A loro spetta dimostrare che non risponda al vero l’immagine che li raffigura come strutture organizzate cui si aderisce unicamente per ottenere benefici personali. Non è sopportabile l’idea che ci si iscriva ad una corrente solo per una promozione o per aspettative di carriera. Se così fosse avrebbe buon gioco chi propone la loro cancellazione.

SE SI GUARDA ALLA STORIA della magistratura si possono trovare le vere ragioni che legittimano l’associazionismo e la sua articolazione interna. Basta pensare alla nobile vicenda che portò nell’ormai lontano 1964 alla fondazione di Magistratura Democratica. Un gruppo di magistrati che voleva mutare il modo di interpretare il ruolo dei giudici, lasciandosi alle spalle la vecchia cultura liberale – se non direttamente autoritaria-conservatrice – allora dominante per porre al centro del proprio operato la dimensione propriamente costituzionale.

Fu la volontà di innovare radicalmente, di rendere più democratica la visione del diritto, che mosse ad aprire lo scontro tra correnti; magistrati disposti a mettere a rischio anche le proprie carriere in nome di un’idea di giustizia. Fu proprio la nascita delle «correnti» a dare impulso al rinnovamento.
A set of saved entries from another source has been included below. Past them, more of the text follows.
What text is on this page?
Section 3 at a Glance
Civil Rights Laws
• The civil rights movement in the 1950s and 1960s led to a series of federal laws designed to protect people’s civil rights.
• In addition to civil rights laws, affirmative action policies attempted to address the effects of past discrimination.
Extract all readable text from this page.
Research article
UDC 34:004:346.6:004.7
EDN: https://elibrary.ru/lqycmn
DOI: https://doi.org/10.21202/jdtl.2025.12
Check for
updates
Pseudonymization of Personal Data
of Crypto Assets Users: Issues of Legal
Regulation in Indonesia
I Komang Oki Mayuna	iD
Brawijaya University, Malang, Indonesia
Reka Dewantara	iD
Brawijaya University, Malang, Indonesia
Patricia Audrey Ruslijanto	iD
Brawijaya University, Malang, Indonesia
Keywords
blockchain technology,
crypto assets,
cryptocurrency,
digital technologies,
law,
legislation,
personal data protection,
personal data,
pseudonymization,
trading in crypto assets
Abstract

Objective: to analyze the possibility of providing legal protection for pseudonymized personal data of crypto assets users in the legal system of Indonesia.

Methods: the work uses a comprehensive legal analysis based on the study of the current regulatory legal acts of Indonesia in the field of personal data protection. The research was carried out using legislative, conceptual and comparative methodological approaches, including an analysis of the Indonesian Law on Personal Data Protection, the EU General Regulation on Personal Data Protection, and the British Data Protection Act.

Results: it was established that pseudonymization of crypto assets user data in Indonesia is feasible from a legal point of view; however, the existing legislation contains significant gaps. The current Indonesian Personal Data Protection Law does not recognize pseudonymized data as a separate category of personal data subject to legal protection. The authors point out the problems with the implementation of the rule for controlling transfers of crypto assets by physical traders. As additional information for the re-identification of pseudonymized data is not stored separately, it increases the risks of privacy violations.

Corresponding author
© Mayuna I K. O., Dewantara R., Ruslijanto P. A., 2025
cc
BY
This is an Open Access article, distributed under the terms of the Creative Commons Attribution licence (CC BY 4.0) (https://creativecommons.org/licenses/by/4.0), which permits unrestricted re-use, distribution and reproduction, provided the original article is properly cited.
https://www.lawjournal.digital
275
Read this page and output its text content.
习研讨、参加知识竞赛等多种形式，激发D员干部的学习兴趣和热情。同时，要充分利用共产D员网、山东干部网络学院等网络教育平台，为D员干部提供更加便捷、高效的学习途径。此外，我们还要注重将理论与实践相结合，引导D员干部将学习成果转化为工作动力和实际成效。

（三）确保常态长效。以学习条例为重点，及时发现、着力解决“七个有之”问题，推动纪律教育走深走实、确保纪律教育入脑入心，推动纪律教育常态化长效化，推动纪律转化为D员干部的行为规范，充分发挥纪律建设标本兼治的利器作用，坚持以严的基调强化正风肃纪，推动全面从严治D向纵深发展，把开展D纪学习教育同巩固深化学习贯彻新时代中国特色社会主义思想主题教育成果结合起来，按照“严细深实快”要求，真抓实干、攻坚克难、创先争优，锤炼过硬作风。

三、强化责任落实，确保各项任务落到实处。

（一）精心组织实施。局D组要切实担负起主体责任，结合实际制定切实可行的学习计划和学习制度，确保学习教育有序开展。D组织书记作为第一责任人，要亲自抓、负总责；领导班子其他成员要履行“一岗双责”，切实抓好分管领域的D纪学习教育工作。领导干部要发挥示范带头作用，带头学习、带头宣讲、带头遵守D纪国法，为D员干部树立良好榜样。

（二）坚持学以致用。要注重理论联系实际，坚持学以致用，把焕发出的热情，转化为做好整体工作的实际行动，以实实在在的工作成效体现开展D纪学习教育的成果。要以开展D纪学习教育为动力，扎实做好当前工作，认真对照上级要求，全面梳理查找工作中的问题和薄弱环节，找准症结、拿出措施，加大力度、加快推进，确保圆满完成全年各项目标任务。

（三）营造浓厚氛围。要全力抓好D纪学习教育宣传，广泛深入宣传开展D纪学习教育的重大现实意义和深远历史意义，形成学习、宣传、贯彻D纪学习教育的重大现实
È lo sfocarsi delle ragioni della diversità che rende opaca la divisione tra gruppi di magistrati. Qual è lo scontro culturale che attraversa oggi le diverse anime della magistratura? C’è un solo modo per riaffermare l’utilità delle correnti come strumenti di progresso: ed è quello di rilanciare le ragioni delle differenze tra le varie componenti della magistratura. Si tratta di abbandonare le difese corporative e farsi motore del cambiamento, denunciando con forza i malanni della giustizia. Partendo dalla convinzione che ancora oggi, dentro e fuori la magistratura, non tutti la pensino allo stesso modo.

Diventa necessario chiarire quali sono le proposte che valgono a qualificare Magistratura Democratica rispetto ai colleghi di Magistratura Indipendente, ovvero alle altre componenti dell’Associazione Nazionale dei Magistrati.

È PER QUESTO CHE bisogna rivolgere uno stringente invito ai magistrati affinché volgano la propria attenzione non tanto al proprio interno (lasciando al Csm e al Ministero della giustizia, nelle rispettive competenze, organizzare i servizi e il funzionamento della giustizia; ad essi e non alle correnti spetta di occuparsi di nomine e provvedimenti disciplinari), quanto a quel che avviene al di fuori della corporazione, nel mondo che essi sono chiamati a giudicare.

Portare al centro della riflessione le ragioni della costituzione, del garantismo e del giusto processo, contrastando le perversioni del populismo giudiziario: sarebbe questo un ottimo modo per rivendicare poi piena autonomia dell’ordine e richiamare noi tutti alla necessità che la giustizia sia esercitata in nome del popolo.